It's always struck me as interesting that those who criticize Wall Street and those who sell Wall Streets products rely on essentially the same idea: that the game is rigged in Wall Street's favor. What else, after all, was the message of those old E.F. Hutton commercials that said, "When E.F. Hutton talks, people listen"? The implication was that E.F. Hutton had the inside track, that's why you were going to them in the first place.
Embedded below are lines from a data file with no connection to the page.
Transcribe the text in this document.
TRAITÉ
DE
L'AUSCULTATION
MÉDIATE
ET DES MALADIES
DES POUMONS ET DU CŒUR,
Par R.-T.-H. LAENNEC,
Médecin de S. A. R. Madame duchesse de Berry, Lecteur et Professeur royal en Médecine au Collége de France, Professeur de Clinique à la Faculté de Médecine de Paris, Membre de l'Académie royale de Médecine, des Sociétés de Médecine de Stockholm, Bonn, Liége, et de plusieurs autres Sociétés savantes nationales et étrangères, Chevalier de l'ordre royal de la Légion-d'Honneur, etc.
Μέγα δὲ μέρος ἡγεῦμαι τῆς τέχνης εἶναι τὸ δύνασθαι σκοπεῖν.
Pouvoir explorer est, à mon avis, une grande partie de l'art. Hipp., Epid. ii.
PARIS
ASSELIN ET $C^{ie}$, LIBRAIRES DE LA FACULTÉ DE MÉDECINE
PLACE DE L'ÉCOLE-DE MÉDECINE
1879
In "Blame Main Street, Too ," today's story on Slate's spinoff site, The Big Money, I talk about how the current crisis didn't start on Wall Street. I've said that before: if you want to go to the root, you need to go to the suburbs of Los Angeles, the places where Countrywide and IndyMac and all the rest came from. It's not clear that Wall Street bankers saw just how spoiled were the goods the mortgage underwriters were selling them were (though Lehman and Bear should have--if they didn't know, it was only because they tried hard not know)--while folks like Countrywide's Angelo Mozilo. The difference between the mortgage underwriters and Wall Street is that Wall Street's stock in trade is pretending to know everything, while that of a Mozilo, with his absurd tan, is pretending to know nothing. That second, it turns out, can get you pretty far.
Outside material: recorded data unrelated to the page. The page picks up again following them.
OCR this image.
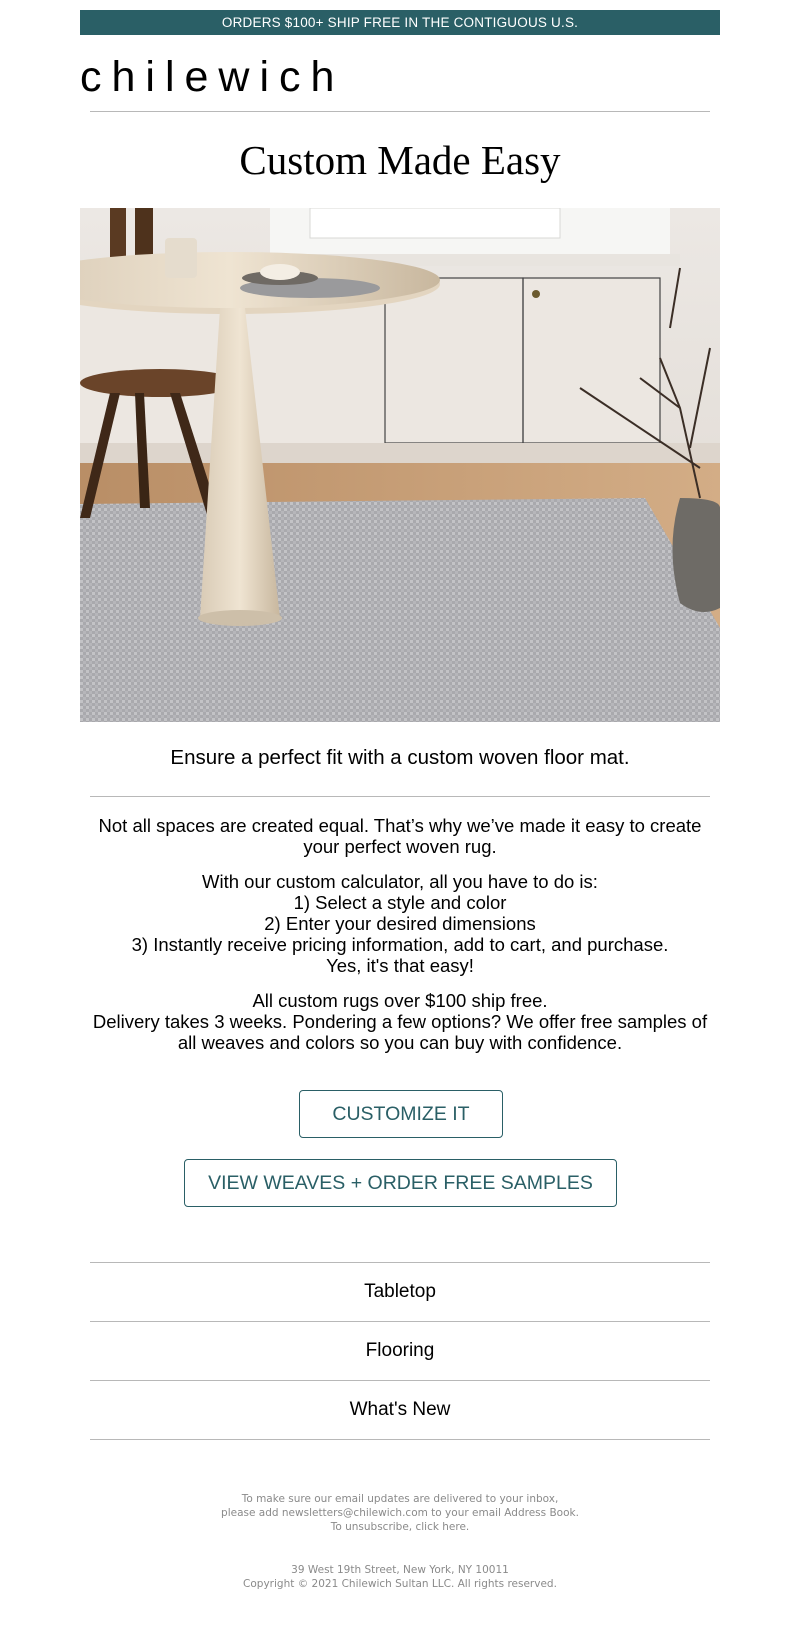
ORDERS $100+ SHIP FREE IN THE CONTIGUOUS U.S.
chilewich
Custom Made Easy
Ensure a perfect fit with a custom woven floor mat.
Not all spaces are created equal. That’s why we’ve made it easy to create your perfect woven rug.
With our custom calculator, all you have to do is:
1) Select a style and color
2) Enter your desired dimensions
3) Instantly receive pricing information, add to cart, and purchase.
Yes, it's that easy!
All custom rugs over $100 ship free.
Delivery takes 3 weeks. Pondering a few options? We offer free samples of all weaves and colors so you can buy with confidence.
CUSTOMIZE IT
VIEW WEAVES + ORDER FREE SAMPLES
Tabletop
Flooring
What's New
To make sure our email updates are delivered to your inbox,
please add newsletters@chilewich.com to your email Address Book.
To unsubscribe, click here.
39 West 19th Street, New York, NY 10011
Copyright © 2021 Chilewich Sultan LLC. All rights reserved.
PS: Whatever happened to the great broker ads? Besides the E.F. Hutton ads (I don't think any legal department would let a bank get away with something so crass now) there was also the very different Smith Barney/John Houseman approach with "We make money the old fashioned way. We earn it." After this Wall Street is going to need some major rebranding. John Houseman, unfortunately is deceased, but Fred Thompson's available, and good at that kind of growling.